Le sénateur Tannas : Je comprends.
Le président : Nous recherchons toujours la cohérence et l’équité. J’ai toujours dit que le leadership ne se résume pas à être gentil, mais à être juste et ferme — une politique forte qui soit équitable pour tous et, par souci de cohérence —, à ne pas prendre de décision préliminaire ici alors que d’autres sont en cours d’analyse et d’étude. C’est au groupe de travail et à la PGBS de nous faire part d’une recommandation ou d’une proposition.
Le sénateur Tannas : Je pense que c’est clair. Merci, monsieur le président.
Le président : Cela répond-il à votre question?
Le sénateur Tannas : Oui, tout à fait.
[Français]
La sénatrice Henkel : J’ai un commentaire pour répondre au sénateur Tannas. Merci pour la question, sénateur Tannas, et merci pour la réponse, monsieur le président. Je voulais dire qu’il serait peut-être important de demander à chaque leader de groupe de nous parler des points qu’ils n’ont pas compris et qu’ils souhaitent soulever pour qu’on puisse les transmettre au groupe.

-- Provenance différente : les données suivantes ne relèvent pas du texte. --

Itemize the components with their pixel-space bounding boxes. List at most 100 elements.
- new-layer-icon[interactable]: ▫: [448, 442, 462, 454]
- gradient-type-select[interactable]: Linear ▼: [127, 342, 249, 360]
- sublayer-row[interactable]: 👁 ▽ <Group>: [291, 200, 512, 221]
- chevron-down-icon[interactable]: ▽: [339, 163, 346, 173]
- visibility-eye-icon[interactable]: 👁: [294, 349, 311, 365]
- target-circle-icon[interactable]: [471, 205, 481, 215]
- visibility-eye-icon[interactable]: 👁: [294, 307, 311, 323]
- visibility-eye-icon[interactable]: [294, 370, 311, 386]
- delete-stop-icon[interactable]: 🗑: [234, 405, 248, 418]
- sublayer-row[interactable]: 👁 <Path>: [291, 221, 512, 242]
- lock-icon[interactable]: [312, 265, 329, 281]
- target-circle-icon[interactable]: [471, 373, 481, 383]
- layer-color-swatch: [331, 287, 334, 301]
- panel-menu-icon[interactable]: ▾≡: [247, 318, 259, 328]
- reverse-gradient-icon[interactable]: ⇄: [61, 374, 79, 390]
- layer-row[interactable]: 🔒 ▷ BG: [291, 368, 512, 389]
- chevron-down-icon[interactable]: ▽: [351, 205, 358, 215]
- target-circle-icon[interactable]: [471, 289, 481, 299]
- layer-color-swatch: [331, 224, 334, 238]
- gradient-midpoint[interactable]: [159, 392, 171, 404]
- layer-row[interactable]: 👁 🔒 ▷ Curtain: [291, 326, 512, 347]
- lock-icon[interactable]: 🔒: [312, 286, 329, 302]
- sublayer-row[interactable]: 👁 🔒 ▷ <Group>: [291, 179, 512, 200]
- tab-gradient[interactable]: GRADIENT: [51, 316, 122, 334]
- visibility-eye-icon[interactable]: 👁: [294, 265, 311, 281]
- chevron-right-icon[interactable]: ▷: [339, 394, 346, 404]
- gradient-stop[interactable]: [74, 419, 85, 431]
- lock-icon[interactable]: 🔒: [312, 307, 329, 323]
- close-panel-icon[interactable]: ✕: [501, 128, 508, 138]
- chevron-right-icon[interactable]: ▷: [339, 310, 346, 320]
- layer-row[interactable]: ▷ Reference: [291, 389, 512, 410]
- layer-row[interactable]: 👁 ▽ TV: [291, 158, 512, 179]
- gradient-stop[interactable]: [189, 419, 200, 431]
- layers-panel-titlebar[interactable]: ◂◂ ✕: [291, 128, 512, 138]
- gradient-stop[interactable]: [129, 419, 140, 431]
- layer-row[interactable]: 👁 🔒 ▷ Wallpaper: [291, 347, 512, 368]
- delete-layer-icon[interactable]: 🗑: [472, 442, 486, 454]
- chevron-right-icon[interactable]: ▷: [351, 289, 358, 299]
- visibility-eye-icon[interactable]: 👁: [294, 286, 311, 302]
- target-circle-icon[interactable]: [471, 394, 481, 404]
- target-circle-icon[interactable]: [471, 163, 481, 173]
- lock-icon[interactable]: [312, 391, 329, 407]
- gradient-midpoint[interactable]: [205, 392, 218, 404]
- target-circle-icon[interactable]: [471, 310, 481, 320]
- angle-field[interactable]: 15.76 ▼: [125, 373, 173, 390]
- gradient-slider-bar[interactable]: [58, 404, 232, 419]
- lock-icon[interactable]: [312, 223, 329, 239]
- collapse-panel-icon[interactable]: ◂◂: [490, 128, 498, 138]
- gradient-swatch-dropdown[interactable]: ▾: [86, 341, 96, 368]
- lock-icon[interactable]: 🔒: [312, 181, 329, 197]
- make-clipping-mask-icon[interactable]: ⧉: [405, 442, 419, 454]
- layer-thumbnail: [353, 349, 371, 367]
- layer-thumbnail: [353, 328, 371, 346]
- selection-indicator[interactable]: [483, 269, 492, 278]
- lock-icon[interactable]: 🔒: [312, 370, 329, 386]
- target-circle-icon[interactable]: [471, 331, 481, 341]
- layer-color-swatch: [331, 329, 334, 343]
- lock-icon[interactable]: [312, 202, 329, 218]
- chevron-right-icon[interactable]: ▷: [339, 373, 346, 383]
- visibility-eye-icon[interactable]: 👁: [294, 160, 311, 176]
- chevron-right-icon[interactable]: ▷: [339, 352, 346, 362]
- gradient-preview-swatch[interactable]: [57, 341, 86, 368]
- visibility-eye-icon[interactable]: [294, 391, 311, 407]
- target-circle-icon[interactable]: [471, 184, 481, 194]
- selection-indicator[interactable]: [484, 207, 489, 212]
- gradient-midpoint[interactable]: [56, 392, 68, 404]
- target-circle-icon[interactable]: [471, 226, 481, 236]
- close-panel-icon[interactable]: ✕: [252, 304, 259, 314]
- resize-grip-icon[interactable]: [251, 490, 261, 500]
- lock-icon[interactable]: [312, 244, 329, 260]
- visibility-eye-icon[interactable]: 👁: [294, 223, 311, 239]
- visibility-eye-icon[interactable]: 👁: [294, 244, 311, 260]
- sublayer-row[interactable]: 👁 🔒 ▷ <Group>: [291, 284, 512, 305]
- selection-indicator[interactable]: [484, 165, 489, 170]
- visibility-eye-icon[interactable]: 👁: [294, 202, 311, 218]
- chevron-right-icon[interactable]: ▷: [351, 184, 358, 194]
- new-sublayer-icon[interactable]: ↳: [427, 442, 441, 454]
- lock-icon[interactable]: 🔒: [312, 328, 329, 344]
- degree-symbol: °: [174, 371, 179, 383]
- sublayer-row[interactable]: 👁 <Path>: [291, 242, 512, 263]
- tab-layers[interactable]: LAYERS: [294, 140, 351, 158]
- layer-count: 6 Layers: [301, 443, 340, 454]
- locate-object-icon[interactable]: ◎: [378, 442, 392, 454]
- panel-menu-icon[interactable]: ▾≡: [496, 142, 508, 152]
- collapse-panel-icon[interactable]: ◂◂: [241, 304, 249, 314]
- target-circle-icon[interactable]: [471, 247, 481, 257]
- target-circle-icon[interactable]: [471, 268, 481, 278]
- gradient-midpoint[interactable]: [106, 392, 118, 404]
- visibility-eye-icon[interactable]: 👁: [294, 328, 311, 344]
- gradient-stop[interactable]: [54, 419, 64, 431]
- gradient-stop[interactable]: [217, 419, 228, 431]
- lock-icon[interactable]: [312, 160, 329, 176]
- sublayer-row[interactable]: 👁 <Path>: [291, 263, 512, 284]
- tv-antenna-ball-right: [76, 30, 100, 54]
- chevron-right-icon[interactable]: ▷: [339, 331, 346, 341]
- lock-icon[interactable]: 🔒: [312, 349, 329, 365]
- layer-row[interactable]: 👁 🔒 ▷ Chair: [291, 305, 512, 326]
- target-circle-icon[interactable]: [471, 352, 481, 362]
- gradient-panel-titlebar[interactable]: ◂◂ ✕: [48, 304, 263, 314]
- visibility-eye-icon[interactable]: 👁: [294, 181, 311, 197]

Je vais parler de mon caucus à moi. Énormément de questions ont été soulevées, et j’y ai répondu jusqu’à un certain point, puisqu’il y a des choses concernant le comité directeur que je ne peux pas partager avec mon caucus. Cependant, ce qui s’est passé à CIBA, je l’ai transmis. Malgré cela, il y a eu énormément de questions; quelques-unes d’entre elles étaient véritablement pertinentes. Cela veut tout simplement dire que la décision qui s’est prise n’est pas assez claire; peut-être qu’elle doit être revue et clarifiée. Je suggère que chaque leader puisse demander à son groupe s’il a des questions précises pour permettre, justement, à ces groupes de répondre adéquatement. Merci.
[Traduction]
Le président : Votre remarque est bien notée. Merci, sénatrice Henkel.
En l’absence d’autres observations ou suggestions, nous allons passer au point suivant à l’ordre du jour.
[Français]
Nous allons maintenant suspendre brièvement la séance pour que la greffière puisse s’assurer que nous sommes à huis clos. Toutefois, avant de le faire, j’aimerais rappeler à tous que les réunions de CIBA se déroulent la plupart du temps en public.
Nous nous réunissons à huis clos seulement lorsque nous abordons des sujets sensibles, tels que les salaires, les contrats et les négociations contractuelles, les relations de travail et les questions de personnel ou de sécurité.
CIBA souhaite être aussi transparent que possible quant au travail important qu’il fait. Je demanderai à la greffière d’informer les membres lorsque nous serons à huis clos.